By: Lydia Scott
Humans are strange creatures. We revel in food that’s not even real food. We love to interact with others, but often prefer it to be in any form other than face to face. And when someone we know passes away, we rush to leave them messages about how awesome we thought they were, how much we’re going to miss them, and how sad we are that we never got the chance to tell them these things before.
Why? Why do we do that? Why wait until someone has passed away to stop and tell them how cool we always thought they were? I’m not talking about your family and your really close friends. Most folks do pretty well at telling the people they’re really close to how much they love them (or at least I hope they do!). I’m talking about your neighbor; your circle of Facebook friends that you occasionally meet for wine and a chat; your co-workers; your fellow PTA members you enjoy seeing at meetings; that coffee barista who always remembers how you like your coffee and keeps her cool with the rude folks in line; that teacher who takes the time to really work with your child during class; your pastor who’s always there to listen when you need guidance. Why don’t people tell any of these acquaintances that they admire and appreciate them until they’re gone?

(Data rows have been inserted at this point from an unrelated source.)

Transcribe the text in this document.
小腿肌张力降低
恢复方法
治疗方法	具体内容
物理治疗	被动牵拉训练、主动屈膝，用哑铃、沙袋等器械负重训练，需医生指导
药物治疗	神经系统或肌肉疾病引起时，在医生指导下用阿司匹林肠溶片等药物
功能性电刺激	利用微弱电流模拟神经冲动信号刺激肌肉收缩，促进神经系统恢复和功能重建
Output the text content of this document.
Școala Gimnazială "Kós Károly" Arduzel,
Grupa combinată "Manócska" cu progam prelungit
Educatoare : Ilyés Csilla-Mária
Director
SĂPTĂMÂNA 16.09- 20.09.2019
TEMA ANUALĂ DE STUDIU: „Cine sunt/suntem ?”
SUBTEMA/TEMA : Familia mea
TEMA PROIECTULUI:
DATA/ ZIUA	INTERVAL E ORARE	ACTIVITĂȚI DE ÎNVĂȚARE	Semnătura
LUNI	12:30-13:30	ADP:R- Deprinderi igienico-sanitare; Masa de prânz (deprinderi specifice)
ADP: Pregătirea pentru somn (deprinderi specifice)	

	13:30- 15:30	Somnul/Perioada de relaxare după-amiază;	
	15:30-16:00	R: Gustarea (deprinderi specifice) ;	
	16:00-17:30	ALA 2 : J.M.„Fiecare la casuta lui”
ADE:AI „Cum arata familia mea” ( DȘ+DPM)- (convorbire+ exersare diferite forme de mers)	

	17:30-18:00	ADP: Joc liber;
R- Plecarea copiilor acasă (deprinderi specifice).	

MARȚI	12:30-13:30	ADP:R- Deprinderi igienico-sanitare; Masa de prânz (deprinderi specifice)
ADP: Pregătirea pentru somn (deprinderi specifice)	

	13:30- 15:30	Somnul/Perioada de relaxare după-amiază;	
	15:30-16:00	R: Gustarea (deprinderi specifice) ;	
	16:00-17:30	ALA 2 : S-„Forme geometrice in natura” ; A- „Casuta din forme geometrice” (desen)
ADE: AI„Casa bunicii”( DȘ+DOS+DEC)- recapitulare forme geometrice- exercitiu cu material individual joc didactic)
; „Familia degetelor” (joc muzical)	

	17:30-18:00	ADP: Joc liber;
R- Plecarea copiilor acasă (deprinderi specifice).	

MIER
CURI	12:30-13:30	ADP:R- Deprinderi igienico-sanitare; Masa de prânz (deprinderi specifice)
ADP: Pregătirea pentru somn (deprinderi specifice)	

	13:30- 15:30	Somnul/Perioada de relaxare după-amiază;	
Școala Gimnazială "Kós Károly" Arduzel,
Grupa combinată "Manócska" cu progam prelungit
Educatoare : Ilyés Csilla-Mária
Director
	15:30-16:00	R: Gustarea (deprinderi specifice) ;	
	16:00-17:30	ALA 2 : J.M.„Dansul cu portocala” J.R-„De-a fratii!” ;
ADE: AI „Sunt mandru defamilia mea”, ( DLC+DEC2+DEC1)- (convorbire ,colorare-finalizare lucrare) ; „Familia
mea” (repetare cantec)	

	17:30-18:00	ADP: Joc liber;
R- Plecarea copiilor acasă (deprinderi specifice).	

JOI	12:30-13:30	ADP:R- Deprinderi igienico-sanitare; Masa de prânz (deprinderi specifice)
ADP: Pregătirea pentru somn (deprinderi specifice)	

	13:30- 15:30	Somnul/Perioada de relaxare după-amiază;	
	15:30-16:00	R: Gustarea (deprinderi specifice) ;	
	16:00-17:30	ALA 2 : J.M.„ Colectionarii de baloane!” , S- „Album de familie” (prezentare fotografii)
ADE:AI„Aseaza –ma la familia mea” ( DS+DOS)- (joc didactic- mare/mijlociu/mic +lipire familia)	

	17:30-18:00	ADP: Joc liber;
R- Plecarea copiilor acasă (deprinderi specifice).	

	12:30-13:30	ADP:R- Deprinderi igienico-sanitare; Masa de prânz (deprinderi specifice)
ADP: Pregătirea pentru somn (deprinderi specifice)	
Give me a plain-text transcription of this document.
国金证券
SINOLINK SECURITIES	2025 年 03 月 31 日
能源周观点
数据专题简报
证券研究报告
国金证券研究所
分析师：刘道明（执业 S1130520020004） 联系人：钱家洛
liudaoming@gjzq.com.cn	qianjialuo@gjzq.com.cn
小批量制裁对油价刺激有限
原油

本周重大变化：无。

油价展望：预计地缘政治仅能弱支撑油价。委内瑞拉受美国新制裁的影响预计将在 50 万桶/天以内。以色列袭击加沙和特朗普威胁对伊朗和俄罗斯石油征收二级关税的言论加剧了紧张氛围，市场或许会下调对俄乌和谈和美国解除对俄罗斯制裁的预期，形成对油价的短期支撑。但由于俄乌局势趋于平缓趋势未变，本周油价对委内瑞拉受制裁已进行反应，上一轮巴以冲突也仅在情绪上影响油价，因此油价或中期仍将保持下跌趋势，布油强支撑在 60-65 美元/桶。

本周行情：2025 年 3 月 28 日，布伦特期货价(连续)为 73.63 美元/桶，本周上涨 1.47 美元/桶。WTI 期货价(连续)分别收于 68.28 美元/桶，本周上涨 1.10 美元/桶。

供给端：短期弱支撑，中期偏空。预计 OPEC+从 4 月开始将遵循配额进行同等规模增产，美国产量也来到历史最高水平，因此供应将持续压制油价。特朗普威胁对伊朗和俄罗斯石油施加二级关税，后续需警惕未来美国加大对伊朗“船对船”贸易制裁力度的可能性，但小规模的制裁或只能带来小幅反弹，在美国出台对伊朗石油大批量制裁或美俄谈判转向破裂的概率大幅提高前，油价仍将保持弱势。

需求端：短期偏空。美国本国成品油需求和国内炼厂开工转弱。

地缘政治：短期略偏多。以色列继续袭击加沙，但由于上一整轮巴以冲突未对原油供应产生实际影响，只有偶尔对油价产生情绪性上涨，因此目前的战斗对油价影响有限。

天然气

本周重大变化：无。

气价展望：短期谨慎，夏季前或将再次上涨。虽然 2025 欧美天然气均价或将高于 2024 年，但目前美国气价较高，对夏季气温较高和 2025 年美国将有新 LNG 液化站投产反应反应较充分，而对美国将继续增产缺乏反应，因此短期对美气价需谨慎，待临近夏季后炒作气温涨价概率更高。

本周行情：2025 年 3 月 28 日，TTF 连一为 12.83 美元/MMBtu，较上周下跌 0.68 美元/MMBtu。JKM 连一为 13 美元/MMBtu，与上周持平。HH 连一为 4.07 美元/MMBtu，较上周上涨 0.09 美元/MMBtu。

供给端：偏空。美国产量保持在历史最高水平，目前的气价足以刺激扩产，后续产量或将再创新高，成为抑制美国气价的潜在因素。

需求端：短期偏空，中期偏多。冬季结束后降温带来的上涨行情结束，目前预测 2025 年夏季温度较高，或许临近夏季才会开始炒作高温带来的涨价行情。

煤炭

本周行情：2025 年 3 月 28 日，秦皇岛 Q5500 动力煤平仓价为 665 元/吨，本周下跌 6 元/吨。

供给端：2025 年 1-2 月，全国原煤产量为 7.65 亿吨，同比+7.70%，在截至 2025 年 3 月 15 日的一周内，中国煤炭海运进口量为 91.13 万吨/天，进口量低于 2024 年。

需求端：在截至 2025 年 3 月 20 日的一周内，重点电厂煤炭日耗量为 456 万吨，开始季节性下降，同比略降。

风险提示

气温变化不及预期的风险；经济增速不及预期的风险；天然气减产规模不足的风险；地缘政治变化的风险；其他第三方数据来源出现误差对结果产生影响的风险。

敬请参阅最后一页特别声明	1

Think about it…do you know a mom who inspires you to work a little harder? Does your garbage collection technician go out of her way to pick up the trash that blew out of your can, and always has a smile for you? Do you often find yourself thinking “Gosh, I didn’t know that person very well in school, but they seem to do so well with making people feel appreciated!” Do you have a co-worker whose poise, grace, and kindness are at a level you strive for? Yes? Have you told any of those people the things you think about them? No? DO IT. Right now. Text her. Call him. Message her. Post it on his Wall. Mail him a card. Invite her for coffee. Mention it at the next meeting. However you tend to communicate with any of those people, make sure you tell them now, and regularly.
The truth is, with people we know but don’t “really know,” we fail to say any of the good things we think of them until we hear about the car accident, the heart attack, or the cancer. But really, so many of these people are going through life barely holding it together and possibly with no one telling them how witty or compassionate or creative they are.
Be that person. Be the person who, when you think something positive about someone, TELLS THEM, while it can still make a difference in their lives and minds. Let them know their goodness is noticed and influences someone. Love grows love. Go ahead and plant that seed now.